After the workshop, stick around for a panel at 11:40 a.m. on “Management Consulting to Accelerate your Open Source Journey,” presented by Malcolm Herbert, chief technologist with Red Hat Consulting, and Andrew Aitken, GM and global open source practice leader with Wipro.

OSSF 2018 will take place November 14-15 at CCT Venues Plus-Bank Street, Canary Wharf in London.

If you haven’t yet registered, use our code RHVERTFREE to get one of three free tickets for OSSF 2018. If you aren’t able to get a free ticket, use our code RHVERT50 for a 50 percent discount (limited to the first 25 registrations received). Both offers are available on a first come, first served basis. And if you’re unable to attend in person, be sure to check out the FINOS project space on GitHub.


About the author

Alessandro Petroni leads the business and technology strategy to accelerate the adoption of Red Hat open source technologies in the FinServ/FinTech industry working with customers, technology and service partners across product management, engineering, marketing and sales. In this role, he leads Red Hat in assisting banks and other financial services firms in the go-to-cloud journey, adopting DevOps, influencing Red Hat R&D to focus on solving Finserv line of business' challenges developing open source reference architectures and open collaborative environments.

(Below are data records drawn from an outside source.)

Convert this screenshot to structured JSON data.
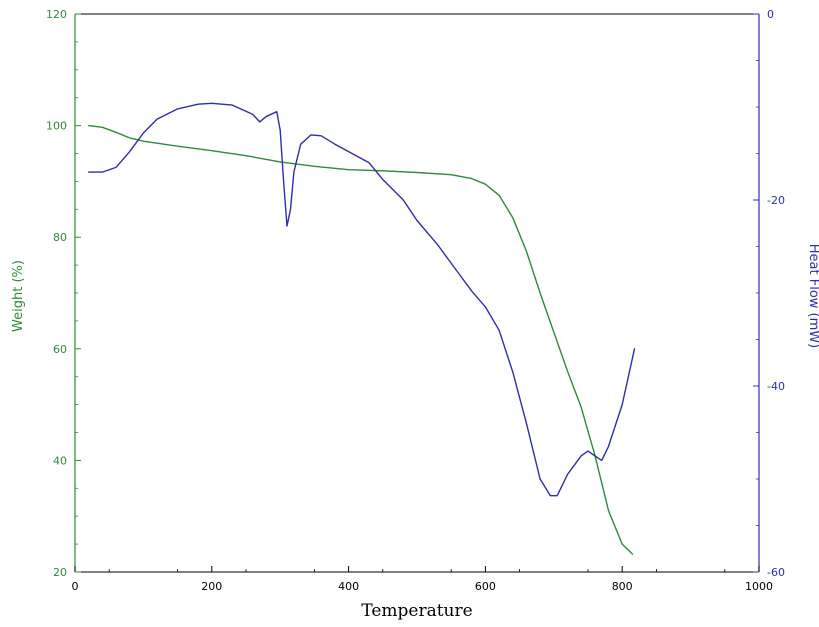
{
  "chart_data": {
    "type": "line",
    "title": "",
    "xlabel": "Temperature",
    "ylabel_left": "Weight (%)",
    "ylabel_right": "Heat Flow (mW)",
    "xlim": [
      0,
      1000
    ],
    "ylim_left": [
      20,
      120
    ],
    "ylim_right": [
      -60,
      0
    ],
    "x_ticks": [
      "0",
      "200",
      "400",
      "600",
      "800",
      "1000"
    ],
    "y_left_ticks": [
      "20",
      "40",
      "60",
      "80",
      "100",
      "120"
    ],
    "y_right_ticks": [
      "-60",
      "-40",
      "-20",
      "0"
    ],
    "grid": false,
    "legend": "none",
    "series": [
      {
        "axis": "left",
        "color": "#2e8b3a",
        "points": [
          [
            20,
            100
          ],
          [
            40,
            99.7
          ],
          [
            60,
            98.8
          ],
          [
            80,
            97.8
          ],
          [
            100,
            97.2
          ],
          [
            150,
            96.3
          ],
          [
            200,
            95.5
          ],
          [
            250,
            94.6
          ],
          [
            300,
            93.5
          ],
          [
            350,
            92.7
          ],
          [
            400,
            92.1
          ],
          [
            450,
            91.9
          ],
          [
            500,
            91.6
          ],
          [
            550,
            91.2
          ],
          [
            580,
            90.5
          ],
          [
            600,
            89.5
          ],
          [
            620,
            87.5
          ],
          [
            640,
            83.5
          ],
          [
            660,
            77.5
          ],
          [
            680,
            70
          ],
          [
            700,
            63
          ],
          [
            720,
            56
          ],
          [
            740,
            49.5
          ],
          [
            760,
            41
          ],
          [
            780,
            31
          ],
          [
            800,
            25
          ],
          [
            815,
            23.2
          ]
        ]
      },
      {
        "axis": "right",
        "color": "#2e2eb0",
        "points": [
          [
            20,
            -17
          ],
          [
            40,
            -17
          ],
          [
            60,
            -16.5
          ],
          [
            80,
            -14.8
          ],
          [
            100,
            -12.8
          ],
          [
            120,
            -11.3
          ],
          [
            150,
            -10.2
          ],
          [
            180,
            -9.7
          ],
          [
            200,
            -9.6
          ],
          [
            230,
            -9.8
          ],
          [
            260,
            -10.8
          ],
          [
            270,
            -11.6
          ],
          [
            280,
            -11
          ],
          [
            295,
            -10.5
          ],
          [
            300,
            -12.5
          ],
          [
            305,
            -18
          ],
          [
            310,
            -22.8
          ],
          [
            315,
            -21
          ],
          [
            320,
            -17
          ],
          [
            330,
            -14
          ],
          [
            345,
            -13
          ],
          [
            360,
            -13.1
          ],
          [
            380,
            -14
          ],
          [
            400,
            -14.8
          ],
          [
            430,
            -16
          ],
          [
            450,
            -17.8
          ],
          [
            480,
            -20
          ],
          [
            500,
            -22.2
          ],
          [
            530,
            -24.8
          ],
          [
            560,
            -27.8
          ],
          [
            580,
            -29.8
          ],
          [
            600,
            -31.5
          ],
          [
            620,
            -34
          ],
          [
            640,
            -38.5
          ],
          [
            660,
            -44
          ],
          [
            680,
            -50
          ],
          [
            695,
            -51.8
          ],
          [
            705,
            -51.8
          ],
          [
            720,
            -49.5
          ],
          [
            740,
            -47.5
          ],
          [
            750,
            -47
          ],
          [
            760,
            -47.5
          ],
          [
            770,
            -48
          ],
          [
            780,
            -46.5
          ],
          [
            800,
            -42
          ],
          [
            818,
            -36
          ]
        ]
      }
    ]
  },
  "colors": {
    "left_axis": "#2e8b3a",
    "right_axis": "#2e2eb0",
    "frame": "#000000"
  }
}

Prior to Red Hat, Petroni spent sixteen years serving top financial institutions including Lehman Brothers, Merrill Lynch Bank of America, Societe Generale, Citicorp and Deutsche Bank. He has covered leading roles as consultant covering engineering, operations, software development, and consulting. As banking IT director, he has implemented distributed solutions for capital markets and retail banking, managing large international teams. He graduated with a Master of Computer Engineering and Business Administration from the University of Trento, Italy and lives in New York.